Catholics rally against effort to legislate parish financial control

HARTFORD, Conn. – About 5,000 people gathered outside Connecticut’s state Capitol in Hartford March 11 to protest a bill – pulled from the Legislature the previous day – that would have given laypeople financial control of their parishes.

The state’s three Catholic bishops were among the protesters, many of whom wore “Religious Freedom” stickers while they voiced opposition to the shelved bill and any future legislation of its kind.

The Connecticut Catholic Conference had called on Catholics in the state to attend the rally as a way to “show support for the Roman Catholic Church and religious freedom in our state.”

The legislation, introduced March 5, was proposed by a group of Catholics concerned about the management of parish funds following the embezzlement conviction of a Connecticut priest. At the request of its proponents, the bill was withdrawn and is dead for this legislative session.

If it had not been killed, March 11 would have been a day of hearings on the measure, which Catholics had been encouraged to attend.

Just the fact that the bill was introduced is a concern, said Carl Anderson, supreme knight of the Knights of Columbus.

He told rally participants that the bill’s intent to give authority over church finances to elected lay boards would send a “dangerous message to all religious leaders that will chill freedom of religion and free speech.”

“In effect,” he added, “this bill states we cannot trust our priests and bishops. It is an insult to every priest in the state of Connecticut.”

In a blog on the event, a spokesman for the Knights of Columbus said Hartford Archbishop Henry J. Mansell told protesters the bill had embarrassed the state of Connecticut, making it appear to be a bigoted enclave.

The bill would have replaced an existing law that defines Catholic churches and congregations as nonprofit corporations operated by a five-member board of three clergy and two laypeople. Instead, the measure called for boards to be made up of seven to 13 laypeople elected by parishioners. It said the pastor would not be a member of the board and the bishop would serve as an ex officio nonvoting member.

“This is contrary to the apostolic nature of the Catholic Church because it disconnects parishes from their pastors and bishop,” Archbishop Mansell said in a statement read in parishes in the archdiocese March 7 and 8.

Bridgeport Bishop William E. Lori similarly criticized the proposed legislation in a statement read at Masses in his diocese, calling it “a thinly veiled attempt to silence the Catholic Church on the important issues of the day, such as same-sex marriage.”

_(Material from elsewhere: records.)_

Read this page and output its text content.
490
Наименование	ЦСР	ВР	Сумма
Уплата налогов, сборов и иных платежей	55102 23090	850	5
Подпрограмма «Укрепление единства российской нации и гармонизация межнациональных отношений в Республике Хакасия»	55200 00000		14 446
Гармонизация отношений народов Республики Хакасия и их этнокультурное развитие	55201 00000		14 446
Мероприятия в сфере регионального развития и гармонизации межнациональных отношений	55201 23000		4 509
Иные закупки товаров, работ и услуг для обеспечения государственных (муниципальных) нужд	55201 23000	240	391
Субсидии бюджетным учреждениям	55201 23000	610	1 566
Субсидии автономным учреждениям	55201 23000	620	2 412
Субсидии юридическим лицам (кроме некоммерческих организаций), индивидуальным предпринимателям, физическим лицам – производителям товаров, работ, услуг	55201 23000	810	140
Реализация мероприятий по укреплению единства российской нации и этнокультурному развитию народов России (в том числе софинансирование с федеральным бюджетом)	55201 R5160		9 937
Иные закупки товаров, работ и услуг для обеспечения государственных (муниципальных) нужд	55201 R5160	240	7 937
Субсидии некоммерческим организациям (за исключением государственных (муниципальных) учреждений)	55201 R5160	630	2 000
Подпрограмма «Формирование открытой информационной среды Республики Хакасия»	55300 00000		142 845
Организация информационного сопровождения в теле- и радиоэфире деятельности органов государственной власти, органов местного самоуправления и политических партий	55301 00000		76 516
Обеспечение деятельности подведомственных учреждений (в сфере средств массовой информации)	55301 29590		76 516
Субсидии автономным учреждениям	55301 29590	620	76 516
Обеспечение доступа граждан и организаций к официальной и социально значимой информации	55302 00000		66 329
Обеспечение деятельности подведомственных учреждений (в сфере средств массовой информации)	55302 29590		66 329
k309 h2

Anthony Picarello, general counsel of the U.S. Conference of Catholic Bishops, said the bill was “not even close to constitutional” and violated the First Amendment “in at least two different ways.”

In a March 11 statement, he faulted the proposed legislation for targeting the “Catholic Church explicitly and exclusively” and for inserting “the state into theological controversies regarding how the church should be structured and governed.”

Mr. Picarello said the bill was a “vastly disproportionate response” to one case of one Connecticut priest who was convicted of embezzling parish funds; in a second case a priest resigned when an audit showed financial irregularities.

Mr. Picarello said the legislation went “far beyond swatting a fly with a sledgehammer” to taking the “sledgehammer to the whole house, using the fly as an excuse.”
In a joint statement March 10, the co-chairmen of the Connecticut Legislature’s Judiciary Committee, Sen. Andrew J. McDonald of Stamford and Rep. Michael Lawlor of East Haven, announced the cancellation of a scheduled March 11 hearing on the controversial bill.

“At the request of the proponents who are advocating this legislation, we have decided to cancel the public hearing for tomorrow, table any further consideration of this bill for the duration of this session, and ask the attorney general his opinion regarding the constitutionality of the existing law,” said McDonald and Lawlor, both Democrats and Catholics.